Mesmerising Morocco
On the thirteenth of June last year I fulfilled a life-long ambition: I sailed across the Straits of Gibraltar, from Algeciras in Spain to Tangier, Morocco.
Where did this ambition come from? It was founded on nothing other than romance. As a child I must have read of those narrow Straits – separating two vastly different continents – and dreamed of one day travelling to that exotic part of the world. Or perhaps I first watched Casablanca at an extremely impressionable age.
I love to travel to countries so extremely different from my own homeland – there are so many fascinating details to take in: strange sights, enticing scents and cacophonies of sounds, and languages foreign to my ears. Even the quality of light is so different to living under the unforgiving Australian sun. Everywhere I look there is something that offers an intriguing glimpse into another world.

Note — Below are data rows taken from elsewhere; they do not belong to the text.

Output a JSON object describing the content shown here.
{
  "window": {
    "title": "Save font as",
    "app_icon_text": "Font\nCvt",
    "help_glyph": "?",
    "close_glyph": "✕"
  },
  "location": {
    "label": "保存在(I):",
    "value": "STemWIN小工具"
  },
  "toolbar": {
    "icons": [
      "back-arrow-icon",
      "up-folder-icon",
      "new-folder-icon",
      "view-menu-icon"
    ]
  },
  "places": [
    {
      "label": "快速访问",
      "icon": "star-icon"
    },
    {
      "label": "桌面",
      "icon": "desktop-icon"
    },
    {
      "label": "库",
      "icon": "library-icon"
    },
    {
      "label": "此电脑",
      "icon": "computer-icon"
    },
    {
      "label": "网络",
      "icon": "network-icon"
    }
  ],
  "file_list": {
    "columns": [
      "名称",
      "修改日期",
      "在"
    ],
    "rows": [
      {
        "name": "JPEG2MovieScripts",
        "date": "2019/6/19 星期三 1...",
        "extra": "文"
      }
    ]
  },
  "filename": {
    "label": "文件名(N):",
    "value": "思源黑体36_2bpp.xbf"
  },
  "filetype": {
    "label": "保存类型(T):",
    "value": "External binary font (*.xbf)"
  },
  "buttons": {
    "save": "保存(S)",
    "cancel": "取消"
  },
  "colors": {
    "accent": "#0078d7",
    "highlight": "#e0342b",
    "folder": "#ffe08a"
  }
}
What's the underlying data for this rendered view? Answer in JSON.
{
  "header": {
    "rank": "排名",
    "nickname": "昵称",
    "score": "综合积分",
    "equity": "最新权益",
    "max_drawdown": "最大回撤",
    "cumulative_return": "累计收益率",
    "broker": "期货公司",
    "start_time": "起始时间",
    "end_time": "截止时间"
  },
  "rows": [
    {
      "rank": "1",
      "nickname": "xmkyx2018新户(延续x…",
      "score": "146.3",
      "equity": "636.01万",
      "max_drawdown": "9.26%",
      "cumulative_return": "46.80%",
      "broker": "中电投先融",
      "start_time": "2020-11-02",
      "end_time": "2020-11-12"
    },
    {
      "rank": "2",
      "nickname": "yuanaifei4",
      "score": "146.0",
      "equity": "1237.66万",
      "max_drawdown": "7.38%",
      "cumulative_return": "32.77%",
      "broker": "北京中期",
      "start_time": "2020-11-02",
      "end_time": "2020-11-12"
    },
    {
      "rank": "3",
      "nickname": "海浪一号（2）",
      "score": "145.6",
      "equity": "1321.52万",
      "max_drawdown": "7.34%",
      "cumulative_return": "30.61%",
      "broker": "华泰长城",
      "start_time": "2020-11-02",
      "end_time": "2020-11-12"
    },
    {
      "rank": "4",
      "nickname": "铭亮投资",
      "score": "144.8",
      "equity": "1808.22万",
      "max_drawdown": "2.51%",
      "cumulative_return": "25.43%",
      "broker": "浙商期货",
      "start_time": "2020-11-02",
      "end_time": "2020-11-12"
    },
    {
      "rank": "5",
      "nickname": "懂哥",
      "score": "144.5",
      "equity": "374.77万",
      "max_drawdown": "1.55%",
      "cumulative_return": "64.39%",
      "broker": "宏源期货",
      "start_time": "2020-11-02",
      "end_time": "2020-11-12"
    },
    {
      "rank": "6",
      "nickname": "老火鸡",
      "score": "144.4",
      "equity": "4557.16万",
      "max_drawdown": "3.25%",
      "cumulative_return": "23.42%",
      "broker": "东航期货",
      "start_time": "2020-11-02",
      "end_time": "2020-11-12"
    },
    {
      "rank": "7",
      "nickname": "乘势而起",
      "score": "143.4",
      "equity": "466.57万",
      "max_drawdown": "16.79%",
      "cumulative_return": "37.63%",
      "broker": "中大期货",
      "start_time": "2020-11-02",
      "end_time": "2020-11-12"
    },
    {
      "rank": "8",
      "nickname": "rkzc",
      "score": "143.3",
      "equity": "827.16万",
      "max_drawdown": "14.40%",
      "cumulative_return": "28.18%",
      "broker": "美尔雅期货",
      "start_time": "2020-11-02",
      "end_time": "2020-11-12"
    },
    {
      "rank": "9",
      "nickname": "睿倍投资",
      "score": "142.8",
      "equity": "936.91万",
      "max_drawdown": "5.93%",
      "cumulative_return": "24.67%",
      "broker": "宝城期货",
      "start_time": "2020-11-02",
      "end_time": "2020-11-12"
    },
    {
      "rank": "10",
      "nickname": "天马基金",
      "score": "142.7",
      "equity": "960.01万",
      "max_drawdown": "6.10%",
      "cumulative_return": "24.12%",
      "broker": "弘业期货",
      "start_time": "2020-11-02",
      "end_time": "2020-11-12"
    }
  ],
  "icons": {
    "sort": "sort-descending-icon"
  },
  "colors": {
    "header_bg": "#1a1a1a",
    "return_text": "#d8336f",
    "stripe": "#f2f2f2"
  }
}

Everywhere I look there is something that offers an intriguing glimpse into another world.
Out of a thousand memorable moments, one in particular makes me smile fondly. I speak only a little French (which is a pity since I speak even less Arabic), and one night in a Marrakeshi restaurant I accidentally ordered avocado ice cream – because I didn’t know the French word for avocado. I was inwardly horrified when I realised, but of course pretended that I had all along meant to order this revolting dessert (only the figs saved it from being completely wasted). Worse than green tea ice cream in my estimation.
I chuckled at the time though, because I knew it would make that evening far more memorable than if I had ordered chocolate ice cream. There were other memorable moments from that night: getting lost in the souq, the boy who showed me the way to the hidden French restaurant and demanded an inquitious sum of money, the walk back to the Djemaa el-Fna through very dark and dubious back allies … but the avocado ice cream was unique.